Protection for Tenants

Although the specific guidelines differ from England and Wales to Scotland, the legal obligations of landlords in the UK to provide safe residences for tenants are very similar.  Both the Landlord and Tenant Act 1985 (for England and Wales) and the Housing Act 2006 (for Scotland) mandate the installation and maintenance of water, electricity, gas, and other necessities for safe and healthy human habitation in rental houses, estates, and flats.   In order to assist landlords with meeting their legal obligations, the Electrical Safety Council provides an in-depth electricity safety guide both online  and in print.

Legal Requirements

In 2010, over 20,000 home electrical fires resulted in almost 50 deaths and more than 3,000 injuries in Great Britain. Twenty-two people died as a direct result of being shocked or burned by electricity in their homes. To help prevent deaths and injuries from electrical accidents, local and national regulations require landlords to insure a safe environment for their tenants.  This includes the proper installation and maintenance of all wiring and fixed and portable appliances--for example, water heaters, cookers, furnaces, boilers--in the structures they let.
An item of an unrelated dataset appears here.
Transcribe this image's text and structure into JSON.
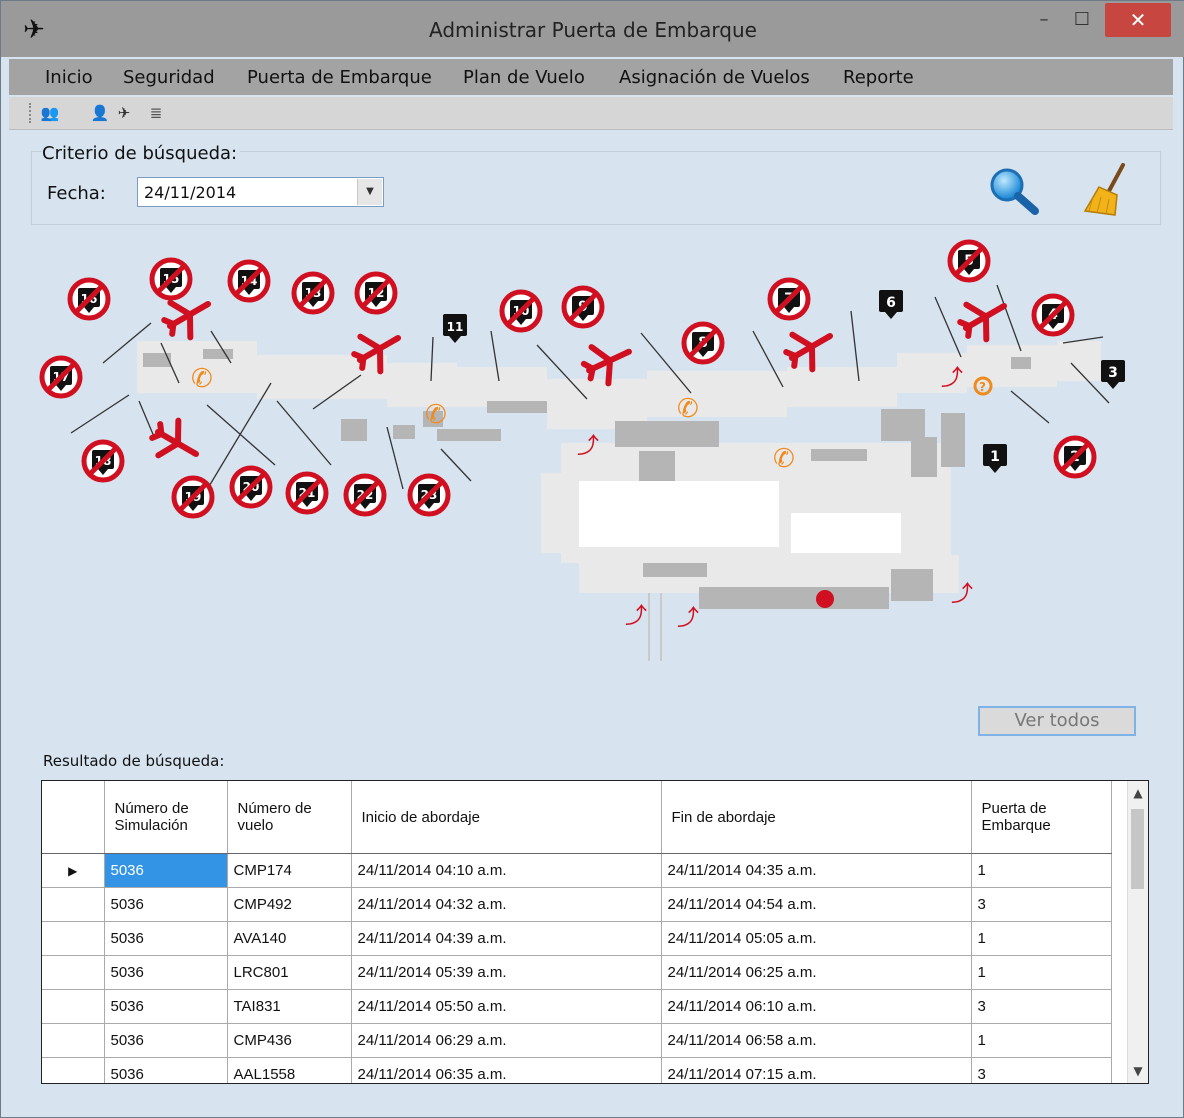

In 2005, an addition to the Building Regulations called Part P further outlined the obligations landlords had for providing and maintaining electricity throughout the structures they rented out. One of the requirements was that all electrical installations and upgrades must be carried out by registered electricians certified to meet Part P requirements.  For more information on Part P, landlords can access the electricity safety guide available from the UK Planning Portal for England and Wales

In 2006, regulations in England and Wales added to the obligations landlords must carry out to provide safe rental residences by requiring increased electricity safety in common areas and passageways in the buildings they rent out.  This includes (but is not limited to) stairwells, gardens, parking areas, lifts, communal kitchens and bathrooms, swimming and other exercise facilities, and pathways. This regulation is called the Regulatory Reform Order 2005, intended to increase fire safety in England and Wales.  Landlords can assess the electrical risks to their rental properties by reviewing information provided by the Department for Communities and Local Government.

Because data indicated a higher number of fire-related (many due to electrical accidents) injuries and deaths in Scotland than in the rest of the UK, a revised set of regulations were put into place in Scotland in 2006. Landlords are required to carry out regular fire risk assessments in accordance with directives available from the Scottish government. 

Fire Alarms

Even when electrical installations and maintenance regulations are followed to the letter, electrical fires may still occur.  This is why fire alarms are required in all let housing.  The type of fire detection and alarm system differs depending on what sort of building it is, however. While housing for multiple occupants requires both smoke and heat detection, a dwelling intended for single-family use only requires smoke alarms.  In either case, the fire alarm system should include an alerting method that can wake sleeping residents in time for them to evacuate the building.  To ensure that these fire alarm systems are functioning properly, regular testing must be carried out by a certified alarm specialist.  If the rental property has been vacant for any extended period of time, make sure to check the fire alarm system thoroughly since a prolonged loss of power can negatively affect the alarm system, rendering it unable to function properly.

Electricity as a Safety Tool

Though most of the focus on electricity is connected to the dangers it presents, electricity can also act as a safety mechanism by powering security systems and providing illumination on stairs, in parking structures, and in other areas where residents may be at risk. Another use of electricity to safeguard tenants, especially in multiple-occupancy housing, is emergency lighting.  Landlords need to make sure that adequate lighting is available for tenants to evacuate a residence that is on fire or otherwise a danger. This is especially important in large or complex buildings where confused or disabled residents are attempting to find an escape route in the middle of the night.  A periodic inspection and regular maintenance of emergency lighting is essential to promoting the safety of tenants.